Pilgrims crawling to the Shrine of Our Lady of the Seven Sorrows, Shanxi. Image Credit: RFA

September 15, 2019

Location: Taiyuan, Shanxi

Participants: Estimates from various news sources vary, running as high as 10,000

By some estimates nearly ten thousand Catholic pilgrims travelled to the Shrine of Our Lady of the Seven Sorrows (Qikushengmutang,七苦聖母堂) sitting atop of the Mount of the Seven Sorrows (七苦山) in Dong’ergou, Taiyuan, to celebrate the Feast of Our Lady of Sorrows on September 15, 2019. This year, the pilgrims were alarmed by the imminent demolition of a structure at the Shrine, an order by the local government to the Taiyuan Diocese in late August 2019. Dong’ergou is a strongly Catholic region with many structures and sites sacred to local people.
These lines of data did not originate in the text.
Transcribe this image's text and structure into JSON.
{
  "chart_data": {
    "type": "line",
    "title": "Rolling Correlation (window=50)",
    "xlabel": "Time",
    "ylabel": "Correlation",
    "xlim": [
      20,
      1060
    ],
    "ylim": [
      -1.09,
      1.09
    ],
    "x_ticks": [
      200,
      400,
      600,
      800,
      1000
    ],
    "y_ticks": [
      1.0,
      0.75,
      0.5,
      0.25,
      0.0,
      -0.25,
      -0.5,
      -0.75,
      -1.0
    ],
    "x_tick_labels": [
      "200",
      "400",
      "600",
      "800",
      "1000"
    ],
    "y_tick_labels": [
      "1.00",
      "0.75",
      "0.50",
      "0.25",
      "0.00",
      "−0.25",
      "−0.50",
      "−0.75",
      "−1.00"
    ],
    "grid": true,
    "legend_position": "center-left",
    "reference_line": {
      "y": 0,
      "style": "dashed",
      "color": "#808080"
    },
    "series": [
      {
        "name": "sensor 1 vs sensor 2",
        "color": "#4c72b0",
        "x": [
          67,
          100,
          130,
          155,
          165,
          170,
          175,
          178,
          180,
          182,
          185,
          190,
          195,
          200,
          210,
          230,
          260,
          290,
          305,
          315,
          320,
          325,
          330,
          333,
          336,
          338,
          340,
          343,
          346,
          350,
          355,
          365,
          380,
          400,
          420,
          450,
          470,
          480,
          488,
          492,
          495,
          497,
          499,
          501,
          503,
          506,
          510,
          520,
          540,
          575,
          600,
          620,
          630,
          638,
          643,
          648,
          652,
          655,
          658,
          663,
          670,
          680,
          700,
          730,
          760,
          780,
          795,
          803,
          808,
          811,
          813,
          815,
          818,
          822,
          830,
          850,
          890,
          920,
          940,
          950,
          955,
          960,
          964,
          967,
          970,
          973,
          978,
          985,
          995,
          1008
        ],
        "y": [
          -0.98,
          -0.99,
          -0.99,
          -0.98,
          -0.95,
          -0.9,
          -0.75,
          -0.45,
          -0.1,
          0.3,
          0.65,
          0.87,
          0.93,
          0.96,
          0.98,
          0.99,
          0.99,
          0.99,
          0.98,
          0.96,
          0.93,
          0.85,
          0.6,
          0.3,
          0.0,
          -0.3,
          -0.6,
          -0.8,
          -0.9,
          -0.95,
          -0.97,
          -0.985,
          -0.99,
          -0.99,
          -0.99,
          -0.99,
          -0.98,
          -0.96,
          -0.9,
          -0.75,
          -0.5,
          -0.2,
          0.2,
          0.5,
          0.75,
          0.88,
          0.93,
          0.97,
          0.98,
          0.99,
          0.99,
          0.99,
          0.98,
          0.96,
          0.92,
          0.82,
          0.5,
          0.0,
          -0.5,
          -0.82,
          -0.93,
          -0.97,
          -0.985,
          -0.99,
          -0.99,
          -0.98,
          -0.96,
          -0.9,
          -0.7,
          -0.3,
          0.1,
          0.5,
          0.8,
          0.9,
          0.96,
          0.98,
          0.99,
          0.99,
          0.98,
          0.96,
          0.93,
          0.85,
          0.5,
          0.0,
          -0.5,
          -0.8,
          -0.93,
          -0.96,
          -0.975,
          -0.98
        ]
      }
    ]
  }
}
On August 26, 2019, the local authorities instructed state-approved Bishop Paul Meng Ningyou (孟宁友) of the Taiyuan Diocese under the Chinese Catholic Patriotic Association to demolish an arch of the Shrine called the “Gate of Heaven” (Shangtianzimen,上天之门) on the grounds of “unlawful land occupation” (feifazhandi, 非法占地). Bishop Meng has been negotiating to preserve the landmark and succeeded in postponing the demolition until early October 2019. The authorities, however, not only forbade the local diocese to organize the annual pilgrimage, but also set up roadblocks and implemented traffic control measures to prevent pilgrims from reaching the Dong’ergou Marian Shrine. Ahead of the 70th anniversary of the founding of the People’s Republic of China, social stability in the area was a top priority for the local authorities. On the day of the Feast, pilgrims who circumvented the restrictions spent hours walking uphill for at least three kilometers to reach the Shrine. There were no protests per se, as the authorities might have feared.

Several days before the Feast, on September 11, about one hundred Catholics crawled up to the Shrine, hoping that their hardship and prayer would be rewarded with a cancellation of the demolition plan.

It is not the first time that the local authorities announced plans to eradicate structures on the Mount of the Seven Sorrows. Last year, statues of the Twelve Apostles on the hilltop were forcibly removed. Despite the signing of the Sino-Vatican agreement in September 2018, the Chinese government launched a five-year campaign to sinicize religions early that year. Chinese practices are to be incorporated into Catholic practices, while structures and symbols that appear too religious are to be removed. The impact of sinicization has extended far beyond underground churches to the government-sanctioned Chinese Patriotic Catholic Association.